I would say there are many different aspects. The important underlying theme is the balance in nature, and that we live more sustainably and with Mother Earth and not against it, and using the elements, which are fundamental to the structure of everything in Chinese culture — food, medicine, architecture, martial arts, and more. And there’s the relationship between the elements through the generating and overcoming cycles, so if we start to mess around with the elements, everything starts to go out of balance.
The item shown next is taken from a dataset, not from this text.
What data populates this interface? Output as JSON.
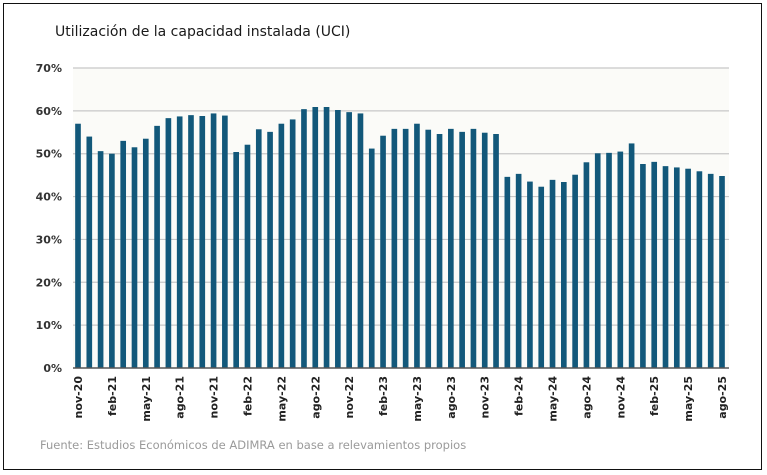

The artist visits The Temple of Heaven, Beijing

Would you say that is something new to what it means to be an artist now — more than just entertain and delight, there’s an added responsibility to educate?
I personally think art has to communicate. I think it's such a privilege that as an artist you can communicate. My artworks are my messengers and they travel around the world, and I've been meeting so many people who first meet my art before I meet them. Especially today, with what we’re facing — climate change and air pollution, especially in Asia; the sea level rise, which will come very soon; not having any more clean water; seeing the last of insects and pollinators and so many species — right now we can't be silent anymore, so I think art is a wonderful platform where we have a little more freedom to communicate, and I think it's crucial.
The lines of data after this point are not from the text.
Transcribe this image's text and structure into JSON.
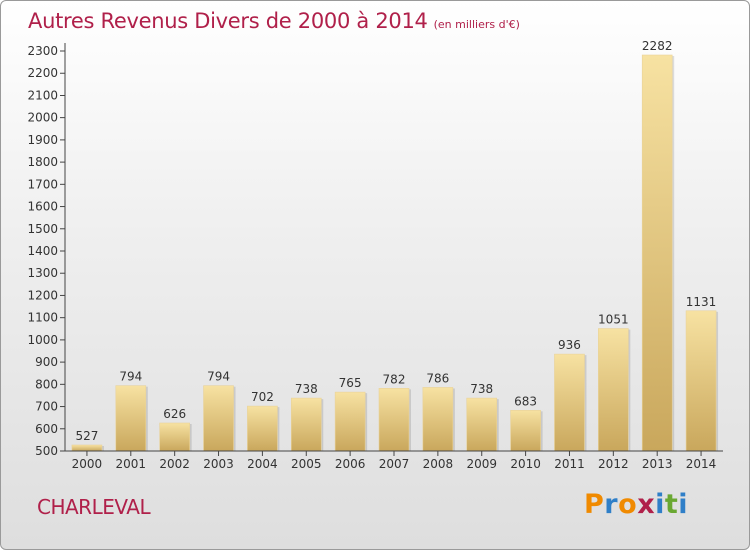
{
  "title": "Autres Revenus Divers de 2000 à 2014",
  "title_unit": "(en milliers d'€)",
  "place": "CHARLEVAL",
  "brand": {
    "letters": [
      "P",
      "r",
      "o",
      "x",
      "i",
      "t",
      "i"
    ],
    "colors": [
      "#f08a00",
      "#2f7fc8",
      "#f08a00",
      "#b0204a",
      "#2f7fc8",
      "#6aa832",
      "#2f7fc8"
    ]
  },
  "colors": {
    "accent": "#b0204a",
    "bar_light": "#f7e2a2",
    "bar_dark": "#c9a75c"
  },
  "chart_data": {
    "type": "bar",
    "title": "Autres Revenus Divers de 2000 à 2014",
    "subtitle": "(en milliers d'€)",
    "categories": [
      "2000",
      "2001",
      "2002",
      "2003",
      "2004",
      "2005",
      "2006",
      "2007",
      "2008",
      "2009",
      "2010",
      "2011",
      "2012",
      "2013",
      "2014"
    ],
    "values": [
      527,
      794,
      626,
      794,
      702,
      738,
      765,
      782,
      786,
      738,
      683,
      936,
      1051,
      2282,
      1131
    ],
    "ylim": [
      500,
      2300
    ],
    "yticks": [
      500,
      600,
      700,
      800,
      900,
      1000,
      1100,
      1200,
      1300,
      1400,
      1500,
      1600,
      1700,
      1800,
      1900,
      2000,
      2100,
      2200,
      2300
    ],
    "grid": false,
    "xlabel": "",
    "ylabel": ""
  }
}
Tell us more about the title of the installation, "Where Will the Dew Reflect the Newborn Bees.”
The bee has had a central role as a symbol of the ecosystem. When the colony collapses, the death of bees, and insects in general, means we’re losing our pollinators, and we’ll have no pollination and crops and fruits and vegetables. It’s ignorant of us not to change our attitudes when we see the bees are dying. Another reason I work a lot with the bee in my art is that bees communicate by dancing: When they fly they can tell the hive members about the direction in which flowers are found, how far away they are and the quality of flowers. It’s incredible. Bees and other creatures have precise body language through dance, and my language in my work is dance. And there are other elements in my work too, such as video — we “write” letters through dancers and in post-production that becomes words and expressions, so that idea of communicating with the universe and building collaborations is also an important part of my art.

Has the bee always been one of the motifs in your artwork?
I think my first piece with the bee was in 2009, but I’ve also used butterflies, birds and ants. Treating the bees as a tribe communicates that every part of the ecosystem is equally important to make the whole cycle work, and that’s going back to the Five Elements theory that everything is interconnected and it needs one element to feed the next, and once we interfere with that, they destruct each other.

Does what you do feel like work, or do you not make that distinction?
I would say I don't, because work and art are one. There are moments of super hard work, when I need to get the job done, and because I travel sometimes, when I'm in New York, I'm literally locked in my studio, and I can't leave because of the time constraint, because it needs my presence to do the videos and video editing. But I love to have fun, even when it's a lot of work. I'm really enjoying it. so I think that's the privilege of being an artist — there's no separation between life and work, and it just becomes one manifestation.